Members of Wright State’s chapter of the American Association of University Professors have been on strike for 13 days, potentially making it the longest in state history. They have been picketing at entrances to campus along Colonel Glenn Highway.
“I think this is a reasonable offer,” Wright State president Cheryl Schrader said. “(The offer) has listened to many of the issues that have been brought forth by union leadership…I think in the end this is really about financial considerations that need to occur in order for the university to look forward to financial sustainability.”
The administration has asked that the AAUP-WSU put the proposed contract to a vote but union president Martin Kich said the group would not do that because no “tentative agreement” has been reached yet. Kich called the board’s action “a stunt” and said that he can’t imagine the board of trustees voting on a union-created proposal, simply because AAUP-WSU members approved of it.
Wright State’s budget problems and the issue of health care were the central focus of Sunday’s meeting. Schrader has criticized the union’s previous health care benefits as unsustainable and the “Cadillac” of plans.
Several trustees called for the union to join a university-wide health plan in order to save the school money. Wright State is in the process of digging its way out of a budget crisis after the school reduced spending by around $53 million in fiscal year 2018.
The terms of employment imposed by the Wright State board of trustees on Jan. 4 state that health care can be changed at the university’s discretion. The administration must give 60-days notice to the faculty union before health benefits are altered, according to the terms.
AAUP-WSU leaders have long said that agreeing to the administration’s terms for health care would eliminate their right to bargaining for health benefits.
During a negotiating session Friday afternoon, the administration offered the union a contract that would maintain previous contract language when it comes to layoffs and workload and would limit possible furlough days to one per semester, WSU spokesman Seth Bauguess said. The offer would maintain summer teaching rotations for professors, though they would receive less money for them.
If the union had accepted the offer, it would guarantee up to a 2.5 percent pay raise for union faculty each year of the final two years of the contract. The offer was contingent on members of the Wright State chapter of the American Association of University Professors joining the school’s uniform health care plan.
Union leaders have already said the strike will continue after the administration rejected an offer they made late Saturday. The faculty union, Kich said, will remain on strike to safeguard the organization’s voice which “allows us to protect the academic integrity of our programs.”
The AAUP-WSU offered the administration around “$8 million in concessions” on Saturday, according to a press release from the union. Those concessions included what the AAUP-WSU said would be a 20 percent reduction in pay for faculty who teach summer classes.

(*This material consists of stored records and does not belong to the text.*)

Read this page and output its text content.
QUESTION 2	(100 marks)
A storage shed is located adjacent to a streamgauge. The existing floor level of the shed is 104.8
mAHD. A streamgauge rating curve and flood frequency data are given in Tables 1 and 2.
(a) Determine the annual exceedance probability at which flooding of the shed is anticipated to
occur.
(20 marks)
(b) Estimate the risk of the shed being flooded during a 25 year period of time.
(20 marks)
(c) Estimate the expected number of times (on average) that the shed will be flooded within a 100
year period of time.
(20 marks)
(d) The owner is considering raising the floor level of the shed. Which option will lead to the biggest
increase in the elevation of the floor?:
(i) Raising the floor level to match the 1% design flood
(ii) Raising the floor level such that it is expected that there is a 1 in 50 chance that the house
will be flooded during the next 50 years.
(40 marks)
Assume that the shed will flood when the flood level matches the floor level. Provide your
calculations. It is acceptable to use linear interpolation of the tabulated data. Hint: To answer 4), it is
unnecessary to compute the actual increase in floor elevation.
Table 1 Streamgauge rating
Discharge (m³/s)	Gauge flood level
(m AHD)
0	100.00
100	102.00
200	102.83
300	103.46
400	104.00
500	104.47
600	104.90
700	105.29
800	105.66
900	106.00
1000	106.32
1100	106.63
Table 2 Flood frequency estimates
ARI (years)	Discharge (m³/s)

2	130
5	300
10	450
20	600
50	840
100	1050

During Saturday’s negotiations, union leaders said they offered to join the uniform health care plan if the administration allowed them to continue bargaining about premiums, deductible and out-of-pocket maximums. The offer would allow the administration to have control over co-pays, drug co-pays and health savings account contributions, among other thins, according to an AAUP-WSU press release.

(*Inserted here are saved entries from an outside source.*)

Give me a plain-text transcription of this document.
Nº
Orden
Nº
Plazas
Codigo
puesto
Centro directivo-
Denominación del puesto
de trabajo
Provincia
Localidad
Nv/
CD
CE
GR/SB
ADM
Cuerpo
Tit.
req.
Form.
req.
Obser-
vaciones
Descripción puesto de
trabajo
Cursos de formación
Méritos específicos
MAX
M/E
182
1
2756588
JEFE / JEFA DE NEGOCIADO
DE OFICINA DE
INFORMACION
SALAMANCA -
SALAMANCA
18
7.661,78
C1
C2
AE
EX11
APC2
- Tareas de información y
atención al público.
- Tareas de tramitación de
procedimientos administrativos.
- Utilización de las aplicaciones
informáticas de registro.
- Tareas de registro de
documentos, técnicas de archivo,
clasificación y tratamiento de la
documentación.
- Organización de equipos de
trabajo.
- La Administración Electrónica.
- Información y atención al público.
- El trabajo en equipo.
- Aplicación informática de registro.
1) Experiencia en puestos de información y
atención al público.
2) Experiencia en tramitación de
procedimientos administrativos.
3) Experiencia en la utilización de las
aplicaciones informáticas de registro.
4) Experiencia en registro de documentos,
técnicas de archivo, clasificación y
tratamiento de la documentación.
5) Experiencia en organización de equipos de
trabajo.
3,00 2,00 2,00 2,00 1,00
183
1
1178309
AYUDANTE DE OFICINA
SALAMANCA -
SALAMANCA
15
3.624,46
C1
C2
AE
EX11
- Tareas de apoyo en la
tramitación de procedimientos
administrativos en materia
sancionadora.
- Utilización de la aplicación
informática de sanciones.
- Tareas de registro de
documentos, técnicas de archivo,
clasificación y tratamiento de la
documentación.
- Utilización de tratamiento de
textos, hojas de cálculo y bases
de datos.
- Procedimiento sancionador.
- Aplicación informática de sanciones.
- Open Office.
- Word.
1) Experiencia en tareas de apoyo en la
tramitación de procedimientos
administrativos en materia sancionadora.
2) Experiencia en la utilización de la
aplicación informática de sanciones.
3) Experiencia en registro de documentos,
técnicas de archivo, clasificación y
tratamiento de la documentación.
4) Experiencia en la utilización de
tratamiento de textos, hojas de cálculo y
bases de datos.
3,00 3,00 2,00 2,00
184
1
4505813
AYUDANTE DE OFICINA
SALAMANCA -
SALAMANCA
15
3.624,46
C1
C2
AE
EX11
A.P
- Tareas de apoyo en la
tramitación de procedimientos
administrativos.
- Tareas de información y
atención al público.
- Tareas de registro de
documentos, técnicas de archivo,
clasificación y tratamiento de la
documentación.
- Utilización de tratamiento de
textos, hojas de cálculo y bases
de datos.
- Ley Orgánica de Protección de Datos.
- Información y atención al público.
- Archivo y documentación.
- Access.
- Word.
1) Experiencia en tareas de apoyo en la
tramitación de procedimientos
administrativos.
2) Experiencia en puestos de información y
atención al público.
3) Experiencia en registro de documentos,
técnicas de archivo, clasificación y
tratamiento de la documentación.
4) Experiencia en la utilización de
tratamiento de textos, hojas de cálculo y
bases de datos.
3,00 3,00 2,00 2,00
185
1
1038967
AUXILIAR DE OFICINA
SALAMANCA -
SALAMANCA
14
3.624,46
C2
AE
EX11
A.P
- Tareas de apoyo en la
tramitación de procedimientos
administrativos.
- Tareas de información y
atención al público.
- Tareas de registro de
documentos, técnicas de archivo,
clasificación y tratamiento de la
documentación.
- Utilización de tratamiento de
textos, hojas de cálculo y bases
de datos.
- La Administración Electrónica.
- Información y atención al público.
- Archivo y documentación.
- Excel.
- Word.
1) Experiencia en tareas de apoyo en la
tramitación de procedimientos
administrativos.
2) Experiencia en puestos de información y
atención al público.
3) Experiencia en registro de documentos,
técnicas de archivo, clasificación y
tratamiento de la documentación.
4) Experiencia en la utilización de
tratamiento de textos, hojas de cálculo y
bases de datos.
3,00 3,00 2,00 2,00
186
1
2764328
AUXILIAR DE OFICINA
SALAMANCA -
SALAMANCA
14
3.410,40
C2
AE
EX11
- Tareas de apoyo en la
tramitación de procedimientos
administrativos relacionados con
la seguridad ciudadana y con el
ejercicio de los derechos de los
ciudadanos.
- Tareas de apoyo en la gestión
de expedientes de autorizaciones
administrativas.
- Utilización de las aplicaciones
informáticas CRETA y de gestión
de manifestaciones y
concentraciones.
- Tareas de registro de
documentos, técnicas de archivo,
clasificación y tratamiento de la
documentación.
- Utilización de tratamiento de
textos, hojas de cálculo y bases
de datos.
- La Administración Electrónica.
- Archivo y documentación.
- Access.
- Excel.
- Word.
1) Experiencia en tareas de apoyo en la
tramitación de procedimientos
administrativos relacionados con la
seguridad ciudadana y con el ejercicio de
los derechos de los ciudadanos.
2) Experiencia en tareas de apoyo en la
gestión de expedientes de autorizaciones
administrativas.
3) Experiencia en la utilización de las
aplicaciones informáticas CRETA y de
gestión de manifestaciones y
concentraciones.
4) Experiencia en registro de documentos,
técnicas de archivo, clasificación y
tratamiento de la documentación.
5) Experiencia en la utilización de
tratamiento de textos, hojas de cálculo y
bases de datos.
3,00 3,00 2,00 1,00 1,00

AAUP-WSU leaders also reiterated their sentiment expressed Friday when the board of trustees offered a contract deal that would give the union raises in 2022 and 2023. The union has said the two pay raises would not actually amount to an increase in pay because of reductions that would be made through health care and summer pay.

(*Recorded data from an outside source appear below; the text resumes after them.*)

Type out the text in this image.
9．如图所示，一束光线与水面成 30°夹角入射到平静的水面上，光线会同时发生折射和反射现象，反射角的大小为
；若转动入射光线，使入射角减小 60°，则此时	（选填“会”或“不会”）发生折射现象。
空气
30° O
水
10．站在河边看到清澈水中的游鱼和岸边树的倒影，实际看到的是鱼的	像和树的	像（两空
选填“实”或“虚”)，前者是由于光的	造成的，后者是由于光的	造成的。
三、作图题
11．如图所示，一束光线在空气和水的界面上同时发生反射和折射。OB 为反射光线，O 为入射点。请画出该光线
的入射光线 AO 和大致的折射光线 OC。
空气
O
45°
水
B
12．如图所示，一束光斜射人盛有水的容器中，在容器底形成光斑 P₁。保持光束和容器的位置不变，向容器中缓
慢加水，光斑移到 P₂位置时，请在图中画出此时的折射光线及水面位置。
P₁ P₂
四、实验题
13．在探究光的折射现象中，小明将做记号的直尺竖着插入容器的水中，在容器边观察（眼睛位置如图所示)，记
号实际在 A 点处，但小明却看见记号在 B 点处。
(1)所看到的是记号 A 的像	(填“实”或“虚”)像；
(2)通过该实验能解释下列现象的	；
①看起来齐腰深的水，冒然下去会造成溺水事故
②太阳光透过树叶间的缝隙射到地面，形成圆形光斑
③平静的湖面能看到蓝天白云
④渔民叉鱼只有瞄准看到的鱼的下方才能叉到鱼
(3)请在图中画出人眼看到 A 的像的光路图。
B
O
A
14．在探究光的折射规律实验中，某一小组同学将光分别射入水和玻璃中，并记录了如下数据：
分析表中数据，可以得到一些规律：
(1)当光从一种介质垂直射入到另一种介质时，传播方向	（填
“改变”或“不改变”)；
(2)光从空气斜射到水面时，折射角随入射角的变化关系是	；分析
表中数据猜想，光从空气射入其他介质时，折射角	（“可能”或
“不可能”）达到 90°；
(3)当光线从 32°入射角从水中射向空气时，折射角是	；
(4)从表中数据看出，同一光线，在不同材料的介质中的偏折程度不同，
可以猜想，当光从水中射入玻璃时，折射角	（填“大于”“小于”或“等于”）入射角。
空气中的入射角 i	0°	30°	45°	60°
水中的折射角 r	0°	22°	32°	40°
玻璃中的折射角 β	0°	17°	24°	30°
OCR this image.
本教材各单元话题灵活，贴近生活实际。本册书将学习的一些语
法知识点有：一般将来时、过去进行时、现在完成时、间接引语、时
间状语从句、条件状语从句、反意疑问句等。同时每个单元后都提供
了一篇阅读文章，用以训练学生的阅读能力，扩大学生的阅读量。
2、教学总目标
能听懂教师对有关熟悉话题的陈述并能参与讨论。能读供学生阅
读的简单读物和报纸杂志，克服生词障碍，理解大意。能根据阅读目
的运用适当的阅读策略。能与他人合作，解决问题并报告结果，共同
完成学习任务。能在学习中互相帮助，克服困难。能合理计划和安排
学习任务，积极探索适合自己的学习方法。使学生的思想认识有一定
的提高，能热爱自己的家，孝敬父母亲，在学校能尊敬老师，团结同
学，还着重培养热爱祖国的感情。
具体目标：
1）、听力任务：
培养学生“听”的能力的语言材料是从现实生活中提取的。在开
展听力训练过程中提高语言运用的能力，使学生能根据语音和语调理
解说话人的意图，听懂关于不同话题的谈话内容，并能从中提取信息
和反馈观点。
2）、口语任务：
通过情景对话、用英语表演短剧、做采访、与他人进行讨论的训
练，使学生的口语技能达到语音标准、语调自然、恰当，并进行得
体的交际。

The administration offered the union a contract that would maintain previous contract language when it comes to layoffs and workload and would limit possible furlough days to one per semester, WSU spokesman Seth Bauguess has said.
“When the board hired President Schrader and an outside attorney, their goal was to break the union. The reason the faculty are on strike is to save our union, because it gives us a voice at the University,” Kich said in a prepared statement. “These Trustees have not served this public university well. They do not understand higher education and they should not be allowed to determine the curriculum.”